2. Finland. We went chasing the Northern Lights in Rovaniemi. While that was not the hugest success, I loved the experience. It was probably our last full family holiday so it meant a lot to me, all these moments with all my children playing together. Everyone loved it. We bonded and laughed as all the activities seemed to please all ages. There was a trippy feeling being in that much snow constantly. All the experiences were new to us all - sleeping in an igloo, riding Husky led sleighs, and so many more wonderful activities.

3. France. I've had so many great times in Paris. I can never understand people that don't like it. The people have always been amazingly nice, and the beauty is beyond compare. The French countryside is gorgeous and the monuments and history are well looked after. Been far too long since I was there but the rest of the world is calling and there is only so much time and money to spend.

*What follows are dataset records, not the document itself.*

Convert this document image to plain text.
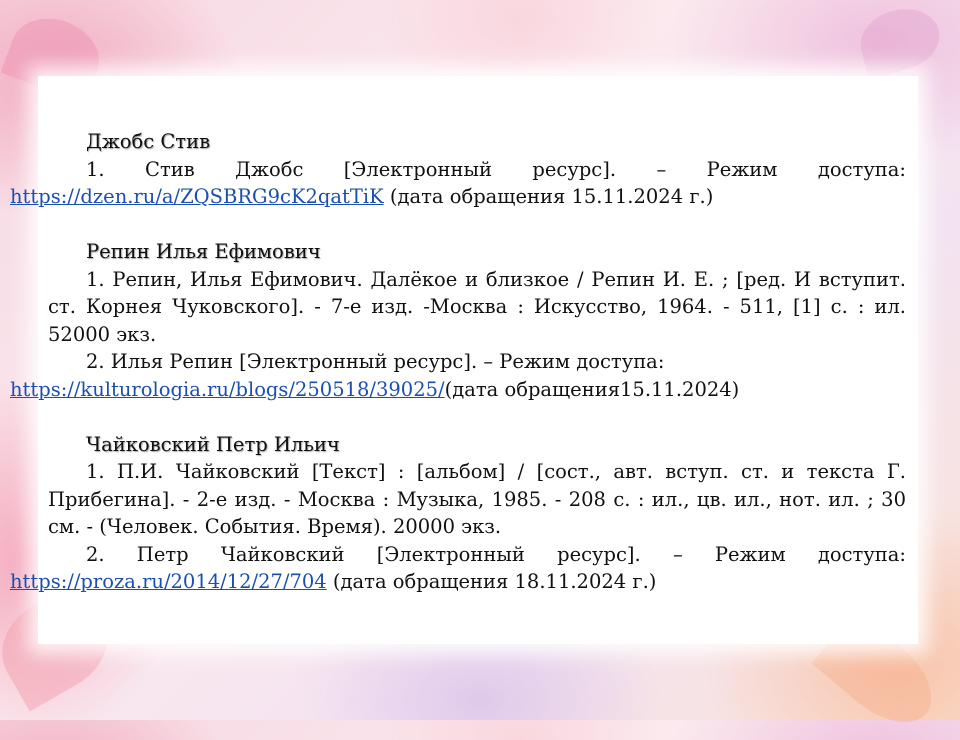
Джобс Стив
1. Стив Джобс [Электронный ресурс]. – Режим доступа:
https://dzen.ru/a/ZQSBRG9cK2qatTiK (дата обращения 15.11.2024 г.)
Репин Илья Ефимович
1. Репин, Илья Ефимович. Далёкое и близкое / Репин И. Е. ; [ред. И вступит. ст. Корнея Чуковского]. - 7-е изд. -Москва : Искусство, 1964. - 511, [1] с. : ил. 52000 экз.
2. Илья Репин [Электронный ресурс]. – Режим доступа:
https://kulturologia.ru/blogs/250518/39025/(дата обращения15.11.2024)
Чайковский Петр Ильич
1. П.И. Чайковский [Текст] : [альбом] / [сост., авт. вступ. ст. и текста Г. Прибегина]. - 2-е изд. - Москва : Музыка, 1985. - 208 с. : ил., цв. ил., нот. ил. ; 30 см. - (Человек. События. Время). 20000 экз.
2. Петр Чайковский [Электронный ресурс]. – Режим доступа:
https://proza.ru/2014/12/27/704 (дата обращения 18.11.2024 г.)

4. Hawaii. I know it's not a country but they are different to the rest of the States. Spend some time there and you can't help but be a little changed. The Hawaiian people seem to be community minded and caring towards those in need. Their friendliness and relaxed attitude is contagious. Big Island in particular has amazing beauty and an abundance of wild life. We saw whales, spinner dolphins (spinning over our raft!), turtles galore and even a monk seal just landed on the beach! You didn't need to set out to see them, they'd just turn up!  The night snorkel with the Manta Rays is one of the most AMAZING experiences I've ever had.  The volcano is fascinating - and spare a thought to the damage being done to the locals as a result.

5. Singapore. I have a soft spot for Singapore. I've been going since I was a kid of seven, and I've seen a LOT of changes every visit. I've had so much fun, especially at Grand Prix time - they know how to put on a race! There's art galore, fun festivals, oddities and funky hidden markets. It has something for everyone. You can eat well on any budget, and if you don't adore it, you just aren't doing it properly.

There are many more great countries I've visited but these are the ones that really made an impact on me. There's not a single place I wouldn't return to, but alas it all comes at a cost in both time and money, both of which I don't have enough of and alas the scales tip heavily in favour of countries I have not yet visited...

Where have you been and what were your favourites?